Что касается обэриутов, то их временным попутчиком был Евгений Шварц, в поздних дневниках удивлявшийся тому, что его приятели серьезно считали себя гениями (см. четвертый эпиграф на с. 20).

Следующий круг мнений принадлежит современникам, сочувственно наблюдавшим за писательским ростом Хлебникова и Хармса. Иоганнес фон Гюнтер, наезжавший в Петербург ради общения с тамошними артистическими кругами, в своих мемуарах «Жизнь на восточном ветру» (п. 1969) засвидетельствовал первые шаги Хлебникова в литературе. Вот эпизод, относящийся к 1908 году:

«Виктор Владимирович Хлебников позднее изменил свое имя на Велимир – вели миру! Однажды в июле Иванов получил письмо от неизвестного ему молодого человека, который спрашивал, может ли он его посетить. И вот как-то под вечер он пришел… О том, что мы имеем дело с самым натуральным гением, никто из нас [Иванова, Кузмина и Гюнтера. – Л. 71.] в ту первую встречу с ним не подумал…

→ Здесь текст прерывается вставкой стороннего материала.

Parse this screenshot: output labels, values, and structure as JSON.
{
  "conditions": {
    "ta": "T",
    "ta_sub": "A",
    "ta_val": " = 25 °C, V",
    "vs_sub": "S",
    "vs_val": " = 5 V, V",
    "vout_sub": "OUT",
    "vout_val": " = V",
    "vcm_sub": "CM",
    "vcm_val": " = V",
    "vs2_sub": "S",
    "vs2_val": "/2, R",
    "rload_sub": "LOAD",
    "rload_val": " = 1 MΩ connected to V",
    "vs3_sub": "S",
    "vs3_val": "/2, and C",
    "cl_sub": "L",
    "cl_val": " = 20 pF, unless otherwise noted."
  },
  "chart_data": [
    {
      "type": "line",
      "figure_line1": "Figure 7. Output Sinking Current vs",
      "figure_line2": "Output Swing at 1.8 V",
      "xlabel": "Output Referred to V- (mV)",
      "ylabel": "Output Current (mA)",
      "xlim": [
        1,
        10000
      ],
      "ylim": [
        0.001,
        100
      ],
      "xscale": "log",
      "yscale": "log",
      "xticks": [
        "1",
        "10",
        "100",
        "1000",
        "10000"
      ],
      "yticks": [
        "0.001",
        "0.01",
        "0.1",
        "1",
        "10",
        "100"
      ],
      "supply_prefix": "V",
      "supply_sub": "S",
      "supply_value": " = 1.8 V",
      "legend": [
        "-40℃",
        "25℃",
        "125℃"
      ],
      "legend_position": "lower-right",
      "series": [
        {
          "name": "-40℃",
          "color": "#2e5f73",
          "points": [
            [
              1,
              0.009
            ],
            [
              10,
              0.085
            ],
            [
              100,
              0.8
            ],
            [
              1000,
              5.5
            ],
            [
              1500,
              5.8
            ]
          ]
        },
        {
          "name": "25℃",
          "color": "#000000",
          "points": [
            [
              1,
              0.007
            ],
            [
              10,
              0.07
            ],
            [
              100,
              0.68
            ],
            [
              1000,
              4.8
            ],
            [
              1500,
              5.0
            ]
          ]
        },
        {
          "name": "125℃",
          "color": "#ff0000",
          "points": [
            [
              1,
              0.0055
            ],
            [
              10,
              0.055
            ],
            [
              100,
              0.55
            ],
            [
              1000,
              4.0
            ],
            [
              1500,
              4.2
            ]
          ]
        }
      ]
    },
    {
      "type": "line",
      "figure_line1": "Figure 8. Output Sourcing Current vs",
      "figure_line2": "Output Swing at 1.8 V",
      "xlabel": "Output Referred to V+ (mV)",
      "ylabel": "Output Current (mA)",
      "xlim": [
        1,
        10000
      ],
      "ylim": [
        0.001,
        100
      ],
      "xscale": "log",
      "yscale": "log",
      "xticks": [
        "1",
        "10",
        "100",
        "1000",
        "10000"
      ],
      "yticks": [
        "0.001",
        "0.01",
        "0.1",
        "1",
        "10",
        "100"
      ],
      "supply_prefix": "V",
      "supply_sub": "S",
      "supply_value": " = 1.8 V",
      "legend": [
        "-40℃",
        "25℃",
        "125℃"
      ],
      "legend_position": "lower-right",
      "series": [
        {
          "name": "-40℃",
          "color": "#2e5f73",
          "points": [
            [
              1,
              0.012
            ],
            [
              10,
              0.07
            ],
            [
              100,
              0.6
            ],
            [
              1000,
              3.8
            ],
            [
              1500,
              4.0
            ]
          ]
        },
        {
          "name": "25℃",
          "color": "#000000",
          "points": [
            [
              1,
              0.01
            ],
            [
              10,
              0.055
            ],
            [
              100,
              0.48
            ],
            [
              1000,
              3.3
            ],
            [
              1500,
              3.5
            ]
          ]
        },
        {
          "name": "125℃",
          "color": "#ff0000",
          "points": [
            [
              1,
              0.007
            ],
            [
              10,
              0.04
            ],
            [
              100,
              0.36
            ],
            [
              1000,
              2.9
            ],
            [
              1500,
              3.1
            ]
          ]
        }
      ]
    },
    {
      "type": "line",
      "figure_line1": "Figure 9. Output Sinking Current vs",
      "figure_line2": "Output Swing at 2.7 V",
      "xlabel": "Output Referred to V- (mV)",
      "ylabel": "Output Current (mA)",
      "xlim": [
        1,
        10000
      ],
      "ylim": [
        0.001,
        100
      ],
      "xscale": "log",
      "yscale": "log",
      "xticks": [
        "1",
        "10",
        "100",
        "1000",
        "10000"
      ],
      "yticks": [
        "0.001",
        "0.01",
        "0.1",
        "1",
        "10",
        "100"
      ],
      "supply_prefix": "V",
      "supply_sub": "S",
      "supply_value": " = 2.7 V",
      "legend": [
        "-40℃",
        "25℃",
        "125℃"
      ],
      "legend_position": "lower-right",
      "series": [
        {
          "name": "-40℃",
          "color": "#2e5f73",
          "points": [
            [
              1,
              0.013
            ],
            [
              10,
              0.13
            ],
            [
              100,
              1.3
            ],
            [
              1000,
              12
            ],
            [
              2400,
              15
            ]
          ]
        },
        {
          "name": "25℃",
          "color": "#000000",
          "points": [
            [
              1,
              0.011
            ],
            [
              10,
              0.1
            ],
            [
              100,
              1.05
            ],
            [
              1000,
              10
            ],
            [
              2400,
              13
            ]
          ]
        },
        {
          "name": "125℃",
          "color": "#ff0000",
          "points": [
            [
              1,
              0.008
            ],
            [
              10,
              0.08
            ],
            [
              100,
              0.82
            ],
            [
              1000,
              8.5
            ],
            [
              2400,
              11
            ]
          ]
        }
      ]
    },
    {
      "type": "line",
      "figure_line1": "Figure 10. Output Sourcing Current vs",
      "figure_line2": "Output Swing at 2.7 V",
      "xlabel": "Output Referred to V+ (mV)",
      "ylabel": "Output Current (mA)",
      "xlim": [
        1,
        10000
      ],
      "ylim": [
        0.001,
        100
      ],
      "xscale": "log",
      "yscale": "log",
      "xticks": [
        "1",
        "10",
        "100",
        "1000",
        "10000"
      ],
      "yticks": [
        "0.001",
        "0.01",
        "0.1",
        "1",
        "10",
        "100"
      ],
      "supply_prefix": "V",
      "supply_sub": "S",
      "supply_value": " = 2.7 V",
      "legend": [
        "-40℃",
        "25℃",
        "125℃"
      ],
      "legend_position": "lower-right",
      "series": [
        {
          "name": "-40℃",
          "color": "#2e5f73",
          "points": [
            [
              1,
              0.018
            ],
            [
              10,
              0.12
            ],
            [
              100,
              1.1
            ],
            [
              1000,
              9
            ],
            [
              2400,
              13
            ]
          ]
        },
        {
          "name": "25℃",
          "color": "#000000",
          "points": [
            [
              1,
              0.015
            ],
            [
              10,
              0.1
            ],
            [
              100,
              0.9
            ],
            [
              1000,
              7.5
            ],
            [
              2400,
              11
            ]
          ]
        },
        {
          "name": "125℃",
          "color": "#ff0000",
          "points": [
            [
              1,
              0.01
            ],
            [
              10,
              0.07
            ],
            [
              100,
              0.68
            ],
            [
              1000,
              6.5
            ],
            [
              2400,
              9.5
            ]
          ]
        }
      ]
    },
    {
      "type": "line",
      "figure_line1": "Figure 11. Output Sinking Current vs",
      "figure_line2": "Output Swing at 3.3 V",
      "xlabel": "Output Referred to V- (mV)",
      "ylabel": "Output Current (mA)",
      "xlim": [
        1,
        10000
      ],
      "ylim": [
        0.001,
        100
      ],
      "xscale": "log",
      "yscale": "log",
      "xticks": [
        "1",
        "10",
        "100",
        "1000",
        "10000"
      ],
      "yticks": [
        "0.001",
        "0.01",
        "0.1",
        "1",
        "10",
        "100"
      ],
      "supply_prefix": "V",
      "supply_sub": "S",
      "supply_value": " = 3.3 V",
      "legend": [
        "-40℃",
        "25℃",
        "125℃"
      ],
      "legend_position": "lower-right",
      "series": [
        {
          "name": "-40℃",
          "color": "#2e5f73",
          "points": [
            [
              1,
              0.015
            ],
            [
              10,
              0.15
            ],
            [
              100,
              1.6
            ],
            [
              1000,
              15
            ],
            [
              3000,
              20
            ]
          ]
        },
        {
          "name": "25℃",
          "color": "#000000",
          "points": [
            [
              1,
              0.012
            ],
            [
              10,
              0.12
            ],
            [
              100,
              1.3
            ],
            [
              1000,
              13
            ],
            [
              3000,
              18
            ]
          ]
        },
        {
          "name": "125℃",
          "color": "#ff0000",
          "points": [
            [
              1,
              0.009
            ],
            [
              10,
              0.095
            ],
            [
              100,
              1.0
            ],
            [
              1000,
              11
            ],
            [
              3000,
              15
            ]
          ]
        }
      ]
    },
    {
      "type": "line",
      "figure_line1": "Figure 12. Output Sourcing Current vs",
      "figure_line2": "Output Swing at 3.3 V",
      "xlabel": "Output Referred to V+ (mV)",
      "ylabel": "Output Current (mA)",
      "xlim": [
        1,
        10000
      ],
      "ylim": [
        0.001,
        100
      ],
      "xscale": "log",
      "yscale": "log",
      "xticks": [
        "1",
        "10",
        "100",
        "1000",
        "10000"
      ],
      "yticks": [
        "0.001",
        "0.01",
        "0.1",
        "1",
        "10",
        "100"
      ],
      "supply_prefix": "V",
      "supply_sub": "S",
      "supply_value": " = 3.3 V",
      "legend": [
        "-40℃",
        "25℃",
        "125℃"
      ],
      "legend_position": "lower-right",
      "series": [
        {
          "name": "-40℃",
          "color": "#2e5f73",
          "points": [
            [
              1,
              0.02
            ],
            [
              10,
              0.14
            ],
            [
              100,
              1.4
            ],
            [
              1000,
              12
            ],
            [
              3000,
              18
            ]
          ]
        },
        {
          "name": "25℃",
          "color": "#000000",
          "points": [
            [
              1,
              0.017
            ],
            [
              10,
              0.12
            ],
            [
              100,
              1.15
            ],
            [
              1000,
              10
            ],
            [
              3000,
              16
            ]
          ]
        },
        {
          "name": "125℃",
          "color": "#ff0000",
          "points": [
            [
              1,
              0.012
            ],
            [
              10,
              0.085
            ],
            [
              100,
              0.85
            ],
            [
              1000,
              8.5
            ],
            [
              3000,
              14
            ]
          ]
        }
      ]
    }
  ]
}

Стихи Хлебникова не очень-то нам понравились, но они были настолько оригинальны, что Вячеслав… попытался втянуть в затяжную дискуссию о просодии этого молодого человека… Это ему не удалось, но и мы со своей стороны могли мало что противопоставить хлебниковскому чувству языка… Из корня одного слова он мог без труда и с полной логической последовательностью образовать до десятка наречий и еще десяток глаголов. Вспоминаю, как в одном стихотворении он с такой виртуозностью обработал на разные лады слово “смех”, что мы просто онемели от удивления. В то же время было заметно, что за ним нет никакой освоенной поэтической школы, и Вячеслав Иванов… стал убеждать его в том, что уроки поэтики были бы ему крайне необходимы. Но молодого человека все это явно не интересовало, вся его одержимость, весь его почти магический пыл принадлежали только самовитому слову.

За его робкой с виду немотой скрывалась несгибаемая воля… Было похоже, что он грезит о литературной будущности, умен и начитан, но не уверен в себе» [Гюнтер 2010: 208–209][39]39
  Воспоминания Гюнтера о Хлебникове из «Жизни на восточном ветру» были введены в хлебниковедение Парнисом, см. [Парнис 1990: 159].


[Закрыть]
.

Вернувшись в Петербург, Гюнтер опять встретил Хлебникова. В это время тот держался Кузмина и не очень шел на контакт с другими людьми. И Гюнтер, и Хлебников почувствовали взаимную симпатию, но ввиду «жгучего духовного высокомерия» Хлебникова [Гюнтер 2010: 274] сближения не произошло. В «Жизни на восточном ветру» Гюнтер не устает повторять, что Хлебников был безусловным гением, но одновременно показывает его в будничном свете: неловким, застенчивым, с недостаточной литературной подготовкой, впрочем, весьма начитанным и находящимся на своей собственной волне: словотворчества.